DESCRIPTION (provided by applicant): A central goal of research in Alzheimer's disease (AD) is the identification and reversal of the earliest pathological changes in affected brain systems and neural circuits. Although numerous structural and biochemical changes have been documented in late-stage AD brains, the early microscopic events that initiate neuronal dysfunction provide potentially more attractive therapeutic targets. Among the initial targets of AD pathogenesis are neuronal synapses. In its earliest phases, AD is characterized by a remarkably pure impairment of memory that has been attributed to 'subpathological' alterations in excitatory synaptic transmission in the hippocampus. Recent studies strongly support the involvement of misprocessed amyloid precursor protein (APP) and A-beta deposition in the early synaptic and cognitive changes of AD. However, little is known about the molecular mechanisms by which exposure to A-beta affects synaptic plasticity, or potential compensatory mechanisms that could be used to counteract aberrant plasticity. In the proposed research, we will define the molecular targets for A-beta-induced synaptic dysfunction. A newly recognized mechanism for changing synaptic strength is the rapid removal of postsynaptic receptors via endocytosis. We have recently found that dendritic spines contain a zone of clathrin assembly and endocytosis adjacent to, but spatially segregated from, the postsynaptic density. Moreover, we have found that the protein machinery for postsynaptic endocytosis is functionally altered by aging and may be upregulated by exposure to A-beta. These findings present an opportunity to clarify in molecular detail the mechanisms by which A-beta influences excitatory transmission and synaptic plasticity. These studies will provide much-needed insight into the cell biological mechanisms that underlie AD-related changes in synaptic plasticity, and will identify molecular signaling pathways that may correct A-beta-induced changes in synaptic function. As such, the proposed research holds promise for the development of new therapeutic approaches for AD-associated memory loss and cognitive deficit.

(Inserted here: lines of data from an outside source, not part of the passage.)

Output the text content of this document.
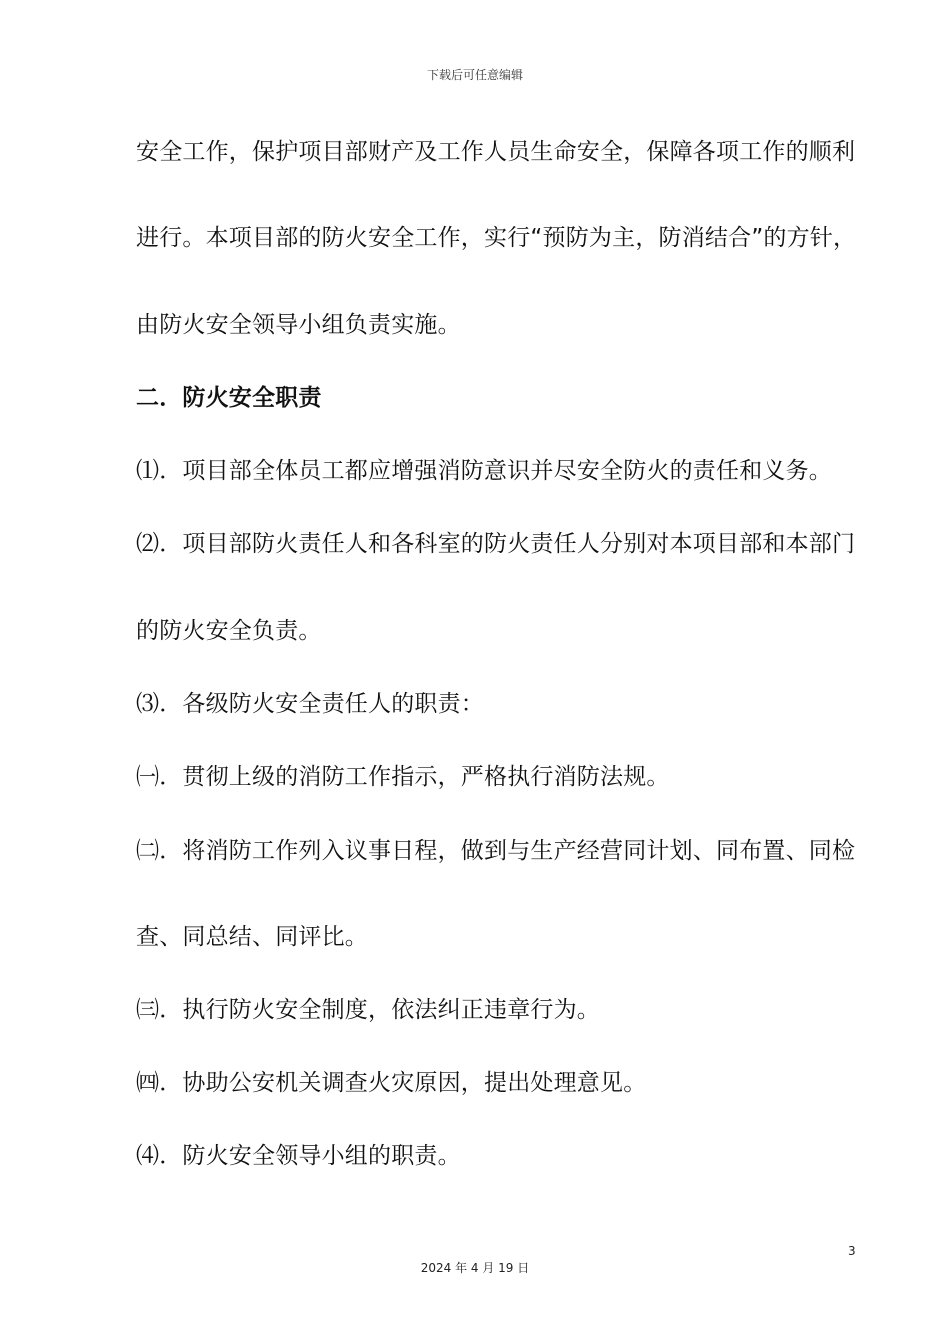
下载后可任意编辑
安全工作，保护项目部财产及工作人员生命安全，保障各项工作的顺利
进行。本项目部的防火安全工作，实行“预防为主，防消结合”的方针，
由防火安全领导小组负责实施。
二．防火安全职责
⑴．项目部全体员工都应增强消防意识并尽安全防火的责任和义务。
⑵．项目部防火责任人和各科室的防火责任人分别对本项目部和本部门
的防火安全负责。
⑶．各级防火安全责任人的职责：
㈠．贯彻上级的消防工作指示，严格执行消防法规。
㈡．将消防工作列入议事日程，做到与生产经营同计划、同布置、同检
查、同总结、同评比。
㈢．执行防火安全制度，依法纠正违章行为。
㈣．协助公安机关调查火灾原因，提出处理意见。
⑷．防火安全领导小组的职责。
3
2024 年 4 月 19 日
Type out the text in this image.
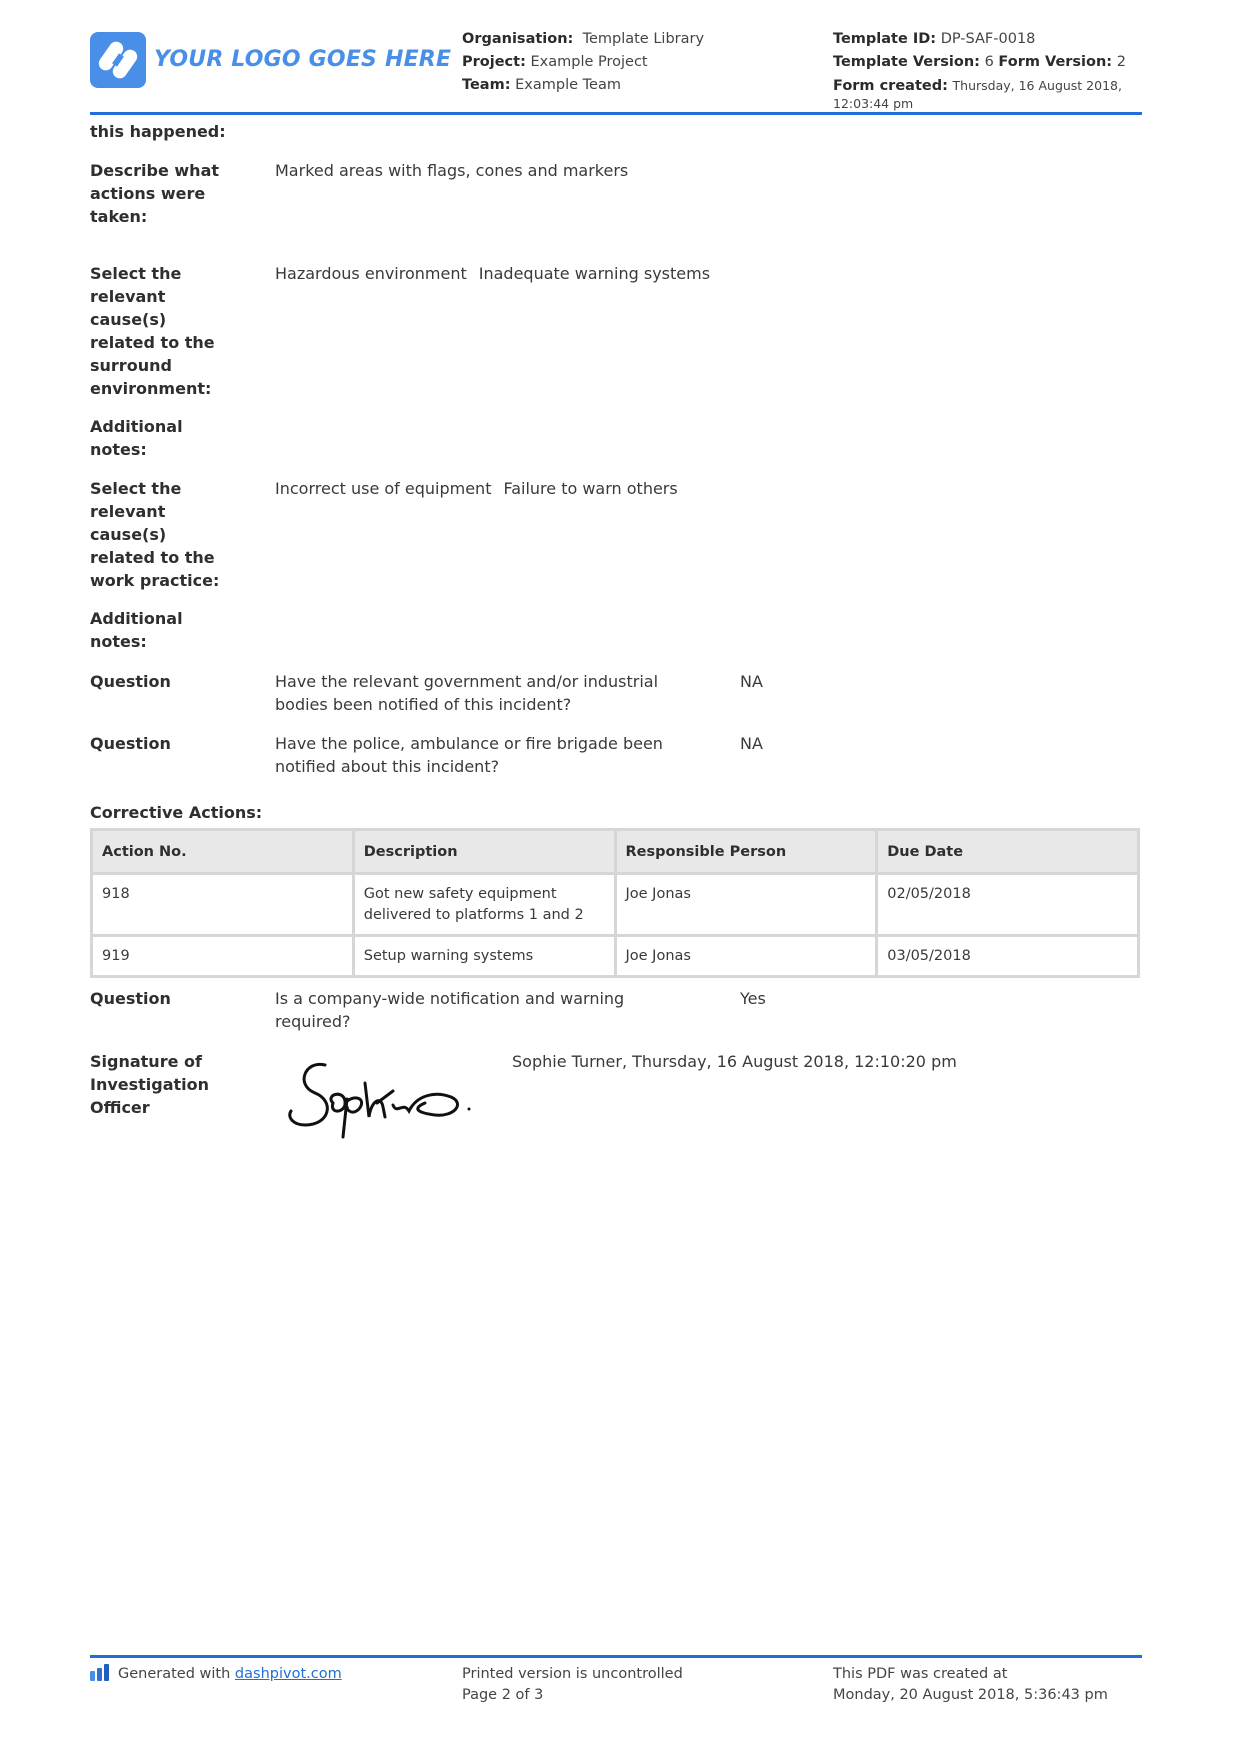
YOUR LOGO GOES HERE
Organisation: Template Library
Project: Example Project
Team: Example Team
Template ID: DP-SAF-0018
Template Version: 6 Form Version: 2
Form created: Thursday, 16 August 2018, 12:03:44 pm
this happened:
Describe what actions were taken:
Marked areas with flags, cones and markers
Select the relevant cause(s) related to the surround environment:
Hazardous environment Inadequate warning systems
Additional notes:
Select the relevant cause(s) related to the work practice:
Incorrect use of equipment Failure to warn others
Additional notes:
Question	Have the relevant government and/or industrial bodies been notified of this incident?
NA
Question	Have the police, ambulance or fire brigade been notified about this incident?
NA
Corrective Actions:
Action No.	Description	Responsible Person	Due Date
918	Got new safety equipment delivered to platforms 1 and 2	Joe Jonas	02/05/2018
919	Setup warning systems	Joe Jonas	03/05/2018
Question	Is a company-wide notification and warning required?
Yes
Signature of Investigation Officer
Sophie Turner, Thursday, 16 August 2018, 12:10:20 pm
Generated with dashpivot.com	Printed version is uncontrolled
Page 2 of 3
This PDF was created at
Monday, 20 August 2018, 5:36:43 pm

描述（由申请人提供）：阿尔茨海默病（AD）研究的中心目标是识别和逆转受影响的大脑系统和神经回路的早期病理变化。尽管在晚期阿尔茨海默病大脑中已经记录了许多结构和生化变化，但早期引发神经元功能障碍的微观事件提供了潜在的更有吸引力的治疗靶点。阿尔茨海默病发病机制的初始靶点是神经元突触。在其早期阶段，阿尔茨海默病的特征是明显的纯粹的记忆损伤，这被归因于海马兴奋性突触传递的“亚病理性”改变。最近的研究强烈支持错误加工的淀粉样蛋白前体蛋白（APP）和a - β沉积参与阿尔茨海默病早期突触和认知变化。然而，关于暴露于a - β影响突触可塑性的分子机制，或可用于抵消异常可塑性的潜在补偿机制，我们知之甚少。在本研究中，我们将确定a- β诱导的突触功能障碍的分子靶点。